Speaking at UCLA’s Royce Hall on May 4, Imam Feisal Abdul Rauf, whose planned Islamic cultural center in Lower Manhattan — the so-called Ground Zero mosque — ignited a firestorm of protest last summer, said that the killing of Osama bin Laden gave him hope.
“This signifies the end of an era of terrorism,” Rauf told the largely supportive and diverse audience of about 600 students, activists and community members.
The imam has traveled around the world as a special envoy of the U.S. State Department to talk to Muslims about America and Americans; the evening event was just one of many that have taken Rauf to cities around the United States to talk to Americans about Muslims and Islam.
“You have to go out and speak with people, and they will support you,” Rauf told The Jewish Journal before the event. Rauf has been seeking support for his organization, the Cordoba Initiative, a multifaith effort aimed at improving relations between Islam and the West. Rauf is no longer formally associated with the project in Lower Manhattan, which is known as Park51, but is working to establish Islamic cultural centers, or Cordoba Houses, in New York City and elsewhere.
Rauf regularly speaks to members of the Jewish community, many of whom were in attendance at Royce Hall. “The major challenge with the Jewish community is the unresolved Israeli-Palestinian conflict, which has cast a major pall on Jewish-Muslim relations for the last half-century or more,” Rauf said.
About a dozen people, many of them Jewish, stood outside the hall before and after the event circulating fliers that accused Rauf of misrepresenting himself as a moderate and holding large placards that read “The Ground Zero Mosque: Second Wave of the 911 Attacks.” Among them were representatives of the Calabasas Chapter of ACT for America.
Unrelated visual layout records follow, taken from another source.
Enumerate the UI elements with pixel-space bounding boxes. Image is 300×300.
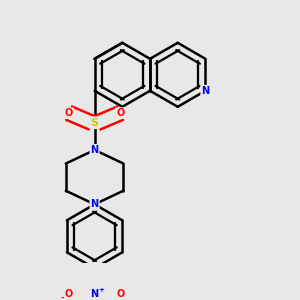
- Text: N: N: [91, 199, 99, 209]
- Text: N: N: [201, 86, 209, 96]
- Text: O: O: [65, 289, 73, 299]
- Text: S: S: [91, 118, 99, 128]
- Text: N: N: [91, 145, 99, 155]
- Text: -: -: [61, 294, 64, 300]
- Text: +: +: [98, 286, 104, 292]
- Text: N: N: [91, 289, 99, 299]
- Text: O: O: [116, 289, 124, 299]
- Text: O: O: [65, 108, 73, 118]
- Text: O: O: [116, 108, 124, 118]
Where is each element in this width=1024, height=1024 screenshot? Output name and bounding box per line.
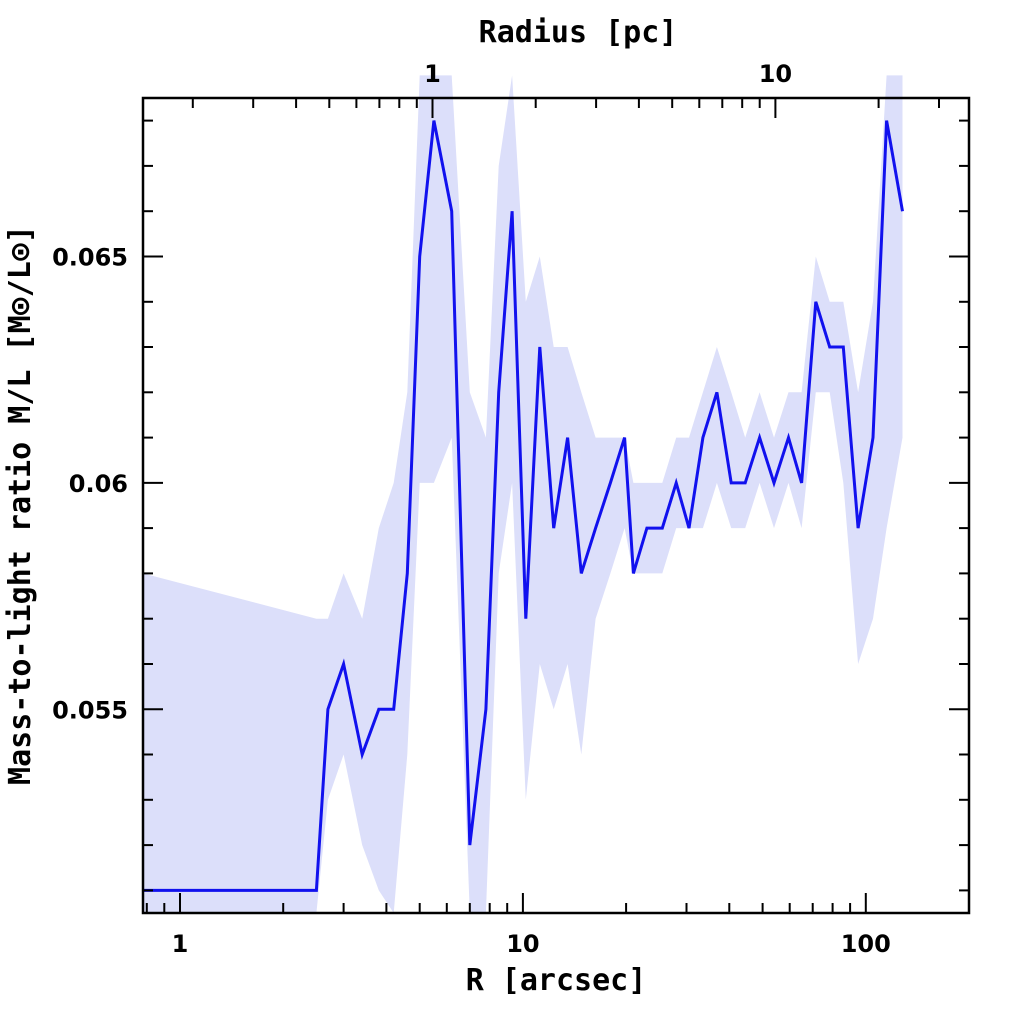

The group was behind an unsuccessful petition submitted to UCLA’s chancellor earlier this year accusing the Muslim Student Association of sedition and asking the chancellor to shut the group down.
Rauf frequently finds himself speaking with “fair-minded, moderate” Americans who are “intellectually OK” with the idea of building an Islamic cultural center in Lower Manhattan but are nonetheless emotionally resistant to it.
“Americans are basically just, and the majority of people, once they have the opportunity to truly engage with you and ask the probing questions, and feel satisfied, they will do the right thing,” Rauf said in an interview. “The only ones who are still opposed to you are the ones who are rabidly — whether they are anti-Semitic, or anti-Islamic, or racist — are those people who have those prejudices, and will always have those prejudices.”